Fine. Waking up at Noon doesn't quite consitute as reporting for duty, but I think that's just a technicality.
Back to the business at hand. 2005. Finished. Kaput. Personally, I thought I spent much of it constantly looking ahead; trying to forget that beast called 2004 and forging into 2006. But strangely enough, while I was so busy planning for my life in the future, I managed to pull off a couple of cool stunts. Half Dome, Half-Marathon, and Halfway around the world( I touched down in Steamboat Springs, New York, Hong Kong, and Hawaii all in a 2 month span). So, I suppose all was not lost.
This was even one of the best Holiday Seasons I've had in a while(even though this was the first time in years I didn't have my own tree.) In fact, I've racked my brain, but I seriously cannot remember what I did NYE in 2003!! Scary. It was either hellaciously boring or so fucking great that my brain has blocked it so as keep me from being disappointed every year thereafter. Somebody knows! Who was I hanging with? Anyone? Anyone?
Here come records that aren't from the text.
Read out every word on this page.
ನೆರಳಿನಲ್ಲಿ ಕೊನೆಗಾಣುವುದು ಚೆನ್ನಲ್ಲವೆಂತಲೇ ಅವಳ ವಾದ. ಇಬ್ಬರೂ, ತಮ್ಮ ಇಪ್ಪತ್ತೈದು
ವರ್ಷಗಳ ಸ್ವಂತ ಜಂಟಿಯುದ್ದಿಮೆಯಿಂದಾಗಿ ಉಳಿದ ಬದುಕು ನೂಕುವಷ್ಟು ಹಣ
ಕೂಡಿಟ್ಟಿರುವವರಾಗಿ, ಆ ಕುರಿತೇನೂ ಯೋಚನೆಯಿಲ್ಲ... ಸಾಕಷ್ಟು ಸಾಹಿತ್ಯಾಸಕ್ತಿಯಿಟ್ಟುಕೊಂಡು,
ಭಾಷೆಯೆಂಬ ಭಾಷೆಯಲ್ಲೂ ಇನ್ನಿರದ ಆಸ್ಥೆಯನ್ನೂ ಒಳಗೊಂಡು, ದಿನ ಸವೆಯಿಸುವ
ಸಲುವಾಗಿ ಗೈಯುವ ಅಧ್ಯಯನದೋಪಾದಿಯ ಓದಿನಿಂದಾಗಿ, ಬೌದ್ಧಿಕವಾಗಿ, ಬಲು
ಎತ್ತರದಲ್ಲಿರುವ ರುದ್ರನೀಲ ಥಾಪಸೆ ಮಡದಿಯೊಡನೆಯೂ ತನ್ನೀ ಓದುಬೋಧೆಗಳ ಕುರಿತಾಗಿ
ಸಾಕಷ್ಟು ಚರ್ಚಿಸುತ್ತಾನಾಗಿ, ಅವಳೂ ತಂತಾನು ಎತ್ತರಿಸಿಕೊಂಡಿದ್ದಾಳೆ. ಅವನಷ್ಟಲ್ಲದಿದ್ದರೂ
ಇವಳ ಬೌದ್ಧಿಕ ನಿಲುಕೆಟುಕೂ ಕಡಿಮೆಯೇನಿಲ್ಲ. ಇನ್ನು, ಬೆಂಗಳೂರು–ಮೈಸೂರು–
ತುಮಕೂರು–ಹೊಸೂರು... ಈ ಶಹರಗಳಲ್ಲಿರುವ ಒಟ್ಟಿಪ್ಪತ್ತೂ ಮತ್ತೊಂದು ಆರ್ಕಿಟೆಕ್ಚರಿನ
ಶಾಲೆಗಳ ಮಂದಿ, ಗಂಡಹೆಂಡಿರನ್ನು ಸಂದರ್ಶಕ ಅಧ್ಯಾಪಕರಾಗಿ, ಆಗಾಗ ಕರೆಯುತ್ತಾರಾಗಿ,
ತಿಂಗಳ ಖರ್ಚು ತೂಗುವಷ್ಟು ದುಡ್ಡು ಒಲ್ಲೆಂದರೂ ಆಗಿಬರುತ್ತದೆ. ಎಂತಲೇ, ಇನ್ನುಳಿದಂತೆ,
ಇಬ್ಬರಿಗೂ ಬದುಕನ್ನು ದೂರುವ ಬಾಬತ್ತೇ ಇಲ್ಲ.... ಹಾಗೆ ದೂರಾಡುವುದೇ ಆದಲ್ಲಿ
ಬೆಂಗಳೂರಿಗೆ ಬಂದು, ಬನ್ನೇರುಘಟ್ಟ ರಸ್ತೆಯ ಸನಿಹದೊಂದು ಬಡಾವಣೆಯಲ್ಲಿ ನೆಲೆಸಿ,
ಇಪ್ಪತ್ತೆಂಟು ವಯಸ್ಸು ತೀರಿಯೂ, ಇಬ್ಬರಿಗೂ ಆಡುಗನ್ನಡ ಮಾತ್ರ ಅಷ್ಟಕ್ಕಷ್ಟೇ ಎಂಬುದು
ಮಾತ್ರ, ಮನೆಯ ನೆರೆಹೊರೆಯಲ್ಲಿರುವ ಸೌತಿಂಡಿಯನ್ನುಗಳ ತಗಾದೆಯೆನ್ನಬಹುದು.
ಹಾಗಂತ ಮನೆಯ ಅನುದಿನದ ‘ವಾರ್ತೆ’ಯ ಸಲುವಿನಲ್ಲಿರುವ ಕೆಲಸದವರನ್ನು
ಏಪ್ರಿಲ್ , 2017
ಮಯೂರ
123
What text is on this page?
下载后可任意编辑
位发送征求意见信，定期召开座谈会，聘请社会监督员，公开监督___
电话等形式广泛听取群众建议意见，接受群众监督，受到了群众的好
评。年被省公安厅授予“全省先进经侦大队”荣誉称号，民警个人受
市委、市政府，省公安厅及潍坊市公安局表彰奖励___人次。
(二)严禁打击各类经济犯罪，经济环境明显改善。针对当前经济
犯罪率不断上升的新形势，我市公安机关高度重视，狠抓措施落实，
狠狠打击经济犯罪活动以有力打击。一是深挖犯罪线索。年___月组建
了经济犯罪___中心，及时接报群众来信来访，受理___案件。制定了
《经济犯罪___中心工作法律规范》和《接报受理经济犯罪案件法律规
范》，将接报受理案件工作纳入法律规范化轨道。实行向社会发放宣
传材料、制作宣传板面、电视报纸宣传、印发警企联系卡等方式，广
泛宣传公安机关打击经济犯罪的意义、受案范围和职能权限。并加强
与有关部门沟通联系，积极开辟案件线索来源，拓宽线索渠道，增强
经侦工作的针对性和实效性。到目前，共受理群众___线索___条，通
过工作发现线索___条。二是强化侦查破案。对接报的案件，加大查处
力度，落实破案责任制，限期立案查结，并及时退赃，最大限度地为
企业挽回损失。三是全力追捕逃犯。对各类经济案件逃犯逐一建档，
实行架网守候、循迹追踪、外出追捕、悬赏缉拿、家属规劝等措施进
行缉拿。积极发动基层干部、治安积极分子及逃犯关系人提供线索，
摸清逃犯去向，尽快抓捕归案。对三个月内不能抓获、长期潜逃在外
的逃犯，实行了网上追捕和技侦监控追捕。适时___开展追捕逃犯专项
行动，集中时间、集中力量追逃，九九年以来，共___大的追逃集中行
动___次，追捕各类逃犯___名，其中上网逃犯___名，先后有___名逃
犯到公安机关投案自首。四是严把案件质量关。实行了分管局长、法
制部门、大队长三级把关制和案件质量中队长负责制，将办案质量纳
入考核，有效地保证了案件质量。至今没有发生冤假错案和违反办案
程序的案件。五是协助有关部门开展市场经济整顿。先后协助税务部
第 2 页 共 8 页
The ending of 2005 found me in
1984. Perhaps not my first choice, but I found out just months ago that I have hookup... and guestlist entry on NYE is nothing to scoff at. And besides, premium vodka on the rocks there only cost me $6 a pop. The 80's, now sure I know most of the words to
Blister in the Sun and god help me, even
Livin' on a Prayer(Hey, no snickers from the peanut gallery!).. but all inhibitions were lost once I ventured into the back room of the Cat Club (you know the cool music is always in "the back room". ) when they played all the cool alternative stuff, including my all time favorite 80's song. A guess ?... Aaah well, when
This Charming Man by The Smiths came blaring over the speakers, I lost it. I'm not really sure anymore how one dances to that song.. but last night I didn't care, Dancer's High achieved. And here's another gem..
Sexcrime(1984) by the Eurythmics! Unfortunately, some guy elbowed me while doing his crazy New Wave dancing and I dropped my glass to the ground. And when the glass shattered on the ground, I became That Girl. You know, That Girl. The one who shouldn't be on the dance floor with a drink. But I swear! It was not my fault. The Drag Queens believed me. They reached down and gave me a consoling hug for losing the last drops of my Vanilla on the Rocks. I think they envied my quai-bondage heels. Nooo... I don't think these came in a size 14...
All in all a good night. Not a lick of rain. A fair share of champagne. No City traffic. Sushi dinner. Rowdeezy +3 on the Guest List. Good buzz achieved. This Charming Man. A right handsome desginated driver. No drunk loonies on the freeways. Warm and snuggly in bed by 3am.
HELLO 2006! I hope you and your families had a great passing of the New Year. Much peace and happiness to you all.